Im BlickfeldArgentiniens Wirtschaftsreformen

Der Anarcholiberale geht aufs Ganze

Monatelang unterstützten die Argentinier die radikalen Reformen ihres Präsidenten. Doch nun scheint ein Wendepunkt erreicht. Die Angst um den Arbeitsplatz ist nun größer als die Furcht vor der Inflation.

Der Anarcholiberale geht aufs Ganze

Der Anarcholiberale geht aufs Ganze

Die Stimmung in Argentinien kippt. Die Angst um Jobs ist größer als vor der Inflation. Präsident Javier Milei wird in die Defensive gedrängt.

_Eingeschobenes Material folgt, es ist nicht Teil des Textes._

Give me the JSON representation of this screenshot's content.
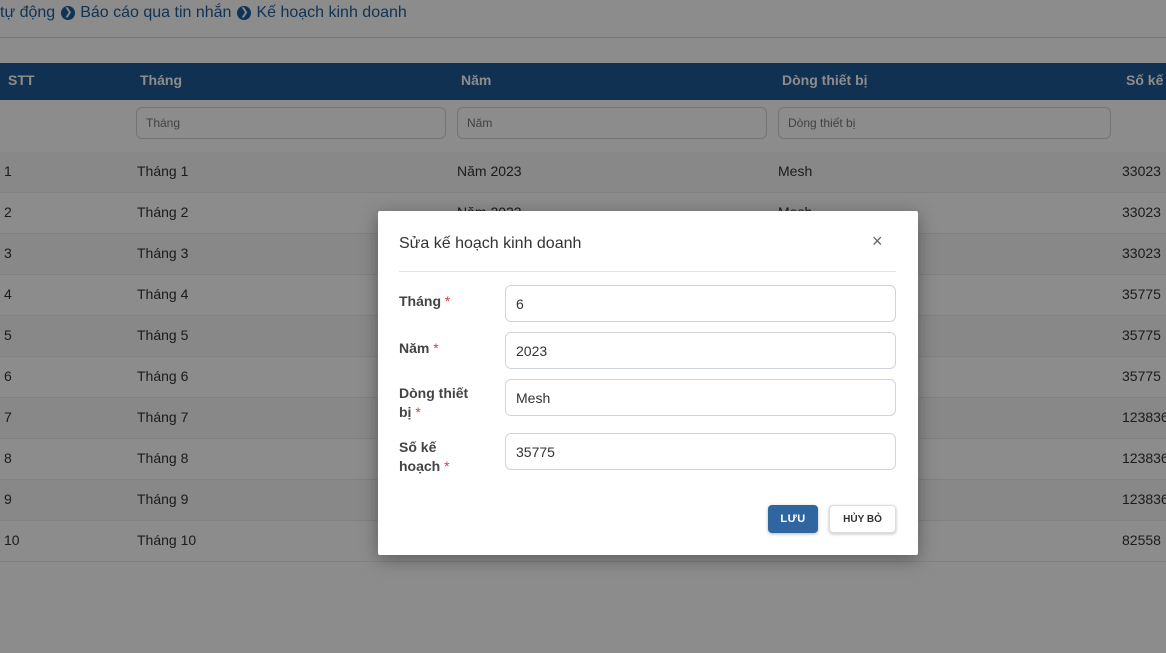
{
  "breadcrumb": {
    "item1": "tự động",
    "item2": "Báo cáo qua tin nhắn",
    "item3": "Kế hoạch kinh doanh",
    "separator": "❯"
  },
  "table": {
    "headers": [
      "STT",
      "Tháng",
      "Năm",
      "Dòng thiết bị",
      "Số kế h"
    ],
    "filters": {
      "month": "Tháng",
      "year": "Năm",
      "device": "Dòng thiết bị"
    },
    "rows": [
      {
        "stt": "1",
        "month": "Tháng 1",
        "year": "Năm 2023",
        "device": "Mesh",
        "plan": "33023"
      },
      {
        "stt": "2",
        "month": "Tháng 2",
        "year": "Năm 2023",
        "device": "Mesh",
        "plan": "33023"
      },
      {
        "stt": "3",
        "month": "Tháng 3",
        "year": "",
        "device": "",
        "plan": "33023"
      },
      {
        "stt": "4",
        "month": "Tháng 4",
        "year": "",
        "device": "",
        "plan": "35775"
      },
      {
        "stt": "5",
        "month": "Tháng 5",
        "year": "",
        "device": "",
        "plan": "35775"
      },
      {
        "stt": "6",
        "month": "Tháng 6",
        "year": "",
        "device": "",
        "plan": "35775"
      },
      {
        "stt": "7",
        "month": "Tháng 7",
        "year": "",
        "device": "",
        "plan": "123836"
      },
      {
        "stt": "8",
        "month": "Tháng 8",
        "year": "",
        "device": "",
        "plan": "123836"
      },
      {
        "stt": "9",
        "month": "Tháng 9",
        "year": "",
        "device": "",
        "plan": "123836"
      },
      {
        "stt": "10",
        "month": "Tháng 10",
        "year": "",
        "device": "",
        "plan": "82558"
      }
    ]
  },
  "modal": {
    "title": "Sửa kế hoạch kinh doanh",
    "close_icon": "×",
    "fields": {
      "month": {
        "label_line1": "Tháng",
        "label_line2": "",
        "value": "6"
      },
      "year": {
        "label_line1": "Năm",
        "label_line2": "",
        "value": "2023"
      },
      "device": {
        "label_line1": "Dòng thiết",
        "label_line2": "bị",
        "value": "Mesh"
      },
      "plan": {
        "label_line1": "Số kế",
        "label_line2": "hoạch",
        "value": "35775"
      }
    },
    "required_mark": "*",
    "save_label": "LƯU",
    "cancel_label": "HỦY BỎ"
  },
  "colors": {
    "header_bg": "#1e5a94",
    "save_btn": "#2f66a0",
    "required": "#e0394a"
  }
}
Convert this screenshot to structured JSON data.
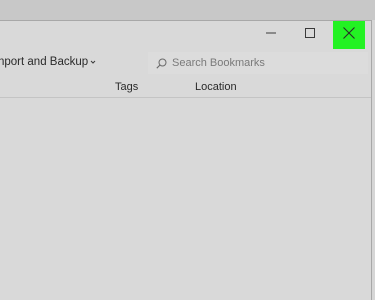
{
  "window": {
    "controls": {
      "minimize_icon": "minimize-icon",
      "maximize_icon": "maximize-icon",
      "close_icon": "close-icon",
      "close_highlight_color": "#23f223"
    }
  },
  "toolbar": {
    "organize_label": "nport and Backup",
    "organize_caret_icon": "chevron-down-icon"
  },
  "search": {
    "icon": "search-icon",
    "placeholder": "Search Bookmarks",
    "value": ""
  },
  "columns": {
    "headers": [
      "Tags",
      "Location"
    ]
  }
}
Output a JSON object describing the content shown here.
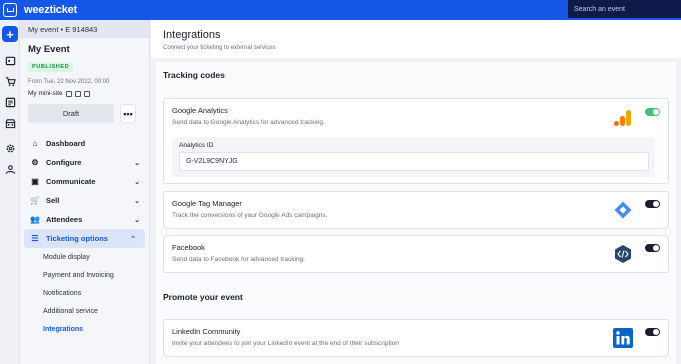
{
  "app": {
    "name": "weezticket",
    "search_placeholder": "Search an event"
  },
  "event": {
    "header": "My event • E 914843",
    "title": "My Event",
    "status": "PUBLISHED",
    "date": "From Tue, 22 Nov 2022, 00:00",
    "mini_site": "My mini-site",
    "draft_label": "Draft",
    "more_label": "•••"
  },
  "nav": {
    "dashboard": "Dashboard",
    "configure": "Configure",
    "communicate": "Communicate",
    "sell": "Sell",
    "attendees": "Attendees",
    "ticketing_options": "Ticketing options",
    "sub": {
      "module_display": "Module display",
      "payment": "Payment and Invoicing",
      "notifications": "Notifications",
      "additional": "Additional service",
      "integrations": "Integrations"
    }
  },
  "page": {
    "title": "Integrations",
    "subtitle": "Connect your ticketing to external services"
  },
  "sections": {
    "tracking": {
      "title": "Tracking codes",
      "google_analytics": {
        "name": "Google Analytics",
        "desc": "Send data to Google Analytics for advanced tracking.",
        "field_label": "Analytics ID",
        "field_value": "G-V2L9C9NYJG",
        "enabled": true
      },
      "gtm": {
        "name": "Google Tag Manager",
        "desc": "Track the conversions of your Google Ads campaigns.",
        "enabled": false
      },
      "facebook": {
        "name": "Facebook",
        "desc": "Send data to Facebook for advanced tracking.",
        "enabled": false
      }
    },
    "promote": {
      "title": "Promote your event",
      "linkedin": {
        "name": "LinkedIn Community",
        "desc": "Invite your attendees to join your LinkedIn event at the end of their subscription",
        "enabled": false
      }
    }
  },
  "colors": {
    "primary": "#1558e8",
    "search_bg": "#0d1a4a",
    "toggle_on": "#45c07a",
    "published_bg": "#d9f6e3",
    "published_text": "#1f8a4b"
  }
}
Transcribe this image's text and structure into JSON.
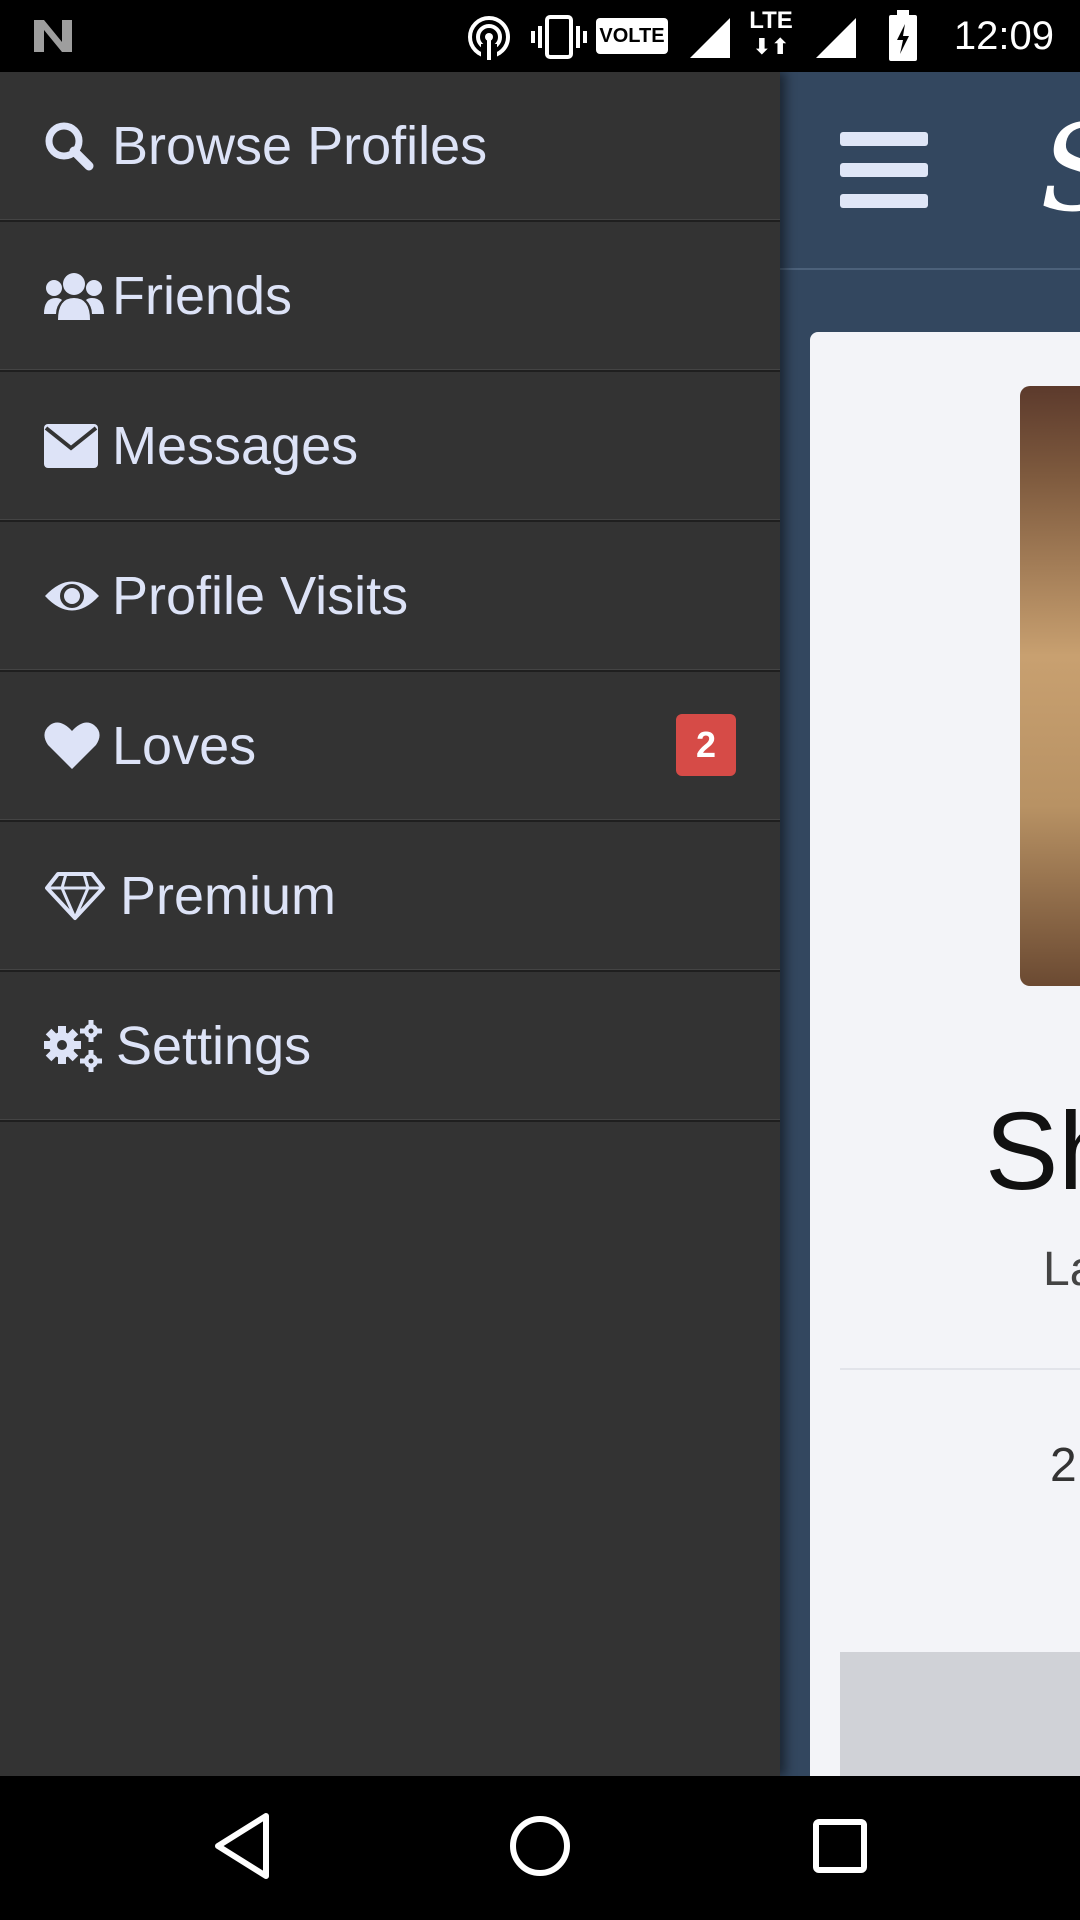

Von Andreas Fink, Buenos Aires

Die Woche hätte besser beginnen können für Javier Milei. Nur kurz nachdem Argentiniens Präsident am Montag an der New Yorker Börse die Finanzwoche eingeläutet hatte, begannen daheim die Kurse von Aktien und Staatsanleihen zu sinken. In einer Ansprache an der Wall Street hatte der 53-jährige Staatschef bekräftigt, dass er die Wechselkurskontrollen erst dann aufheben könne, wenn die Inflationsrate auf 0% gefallen sei. Das ist eine sehr ambitionierte Marke in einem Land, das mit einer jährlichen Geldentwertung von mehr als 230% immer noch die weltweiten Inflationsstatistiken anführt.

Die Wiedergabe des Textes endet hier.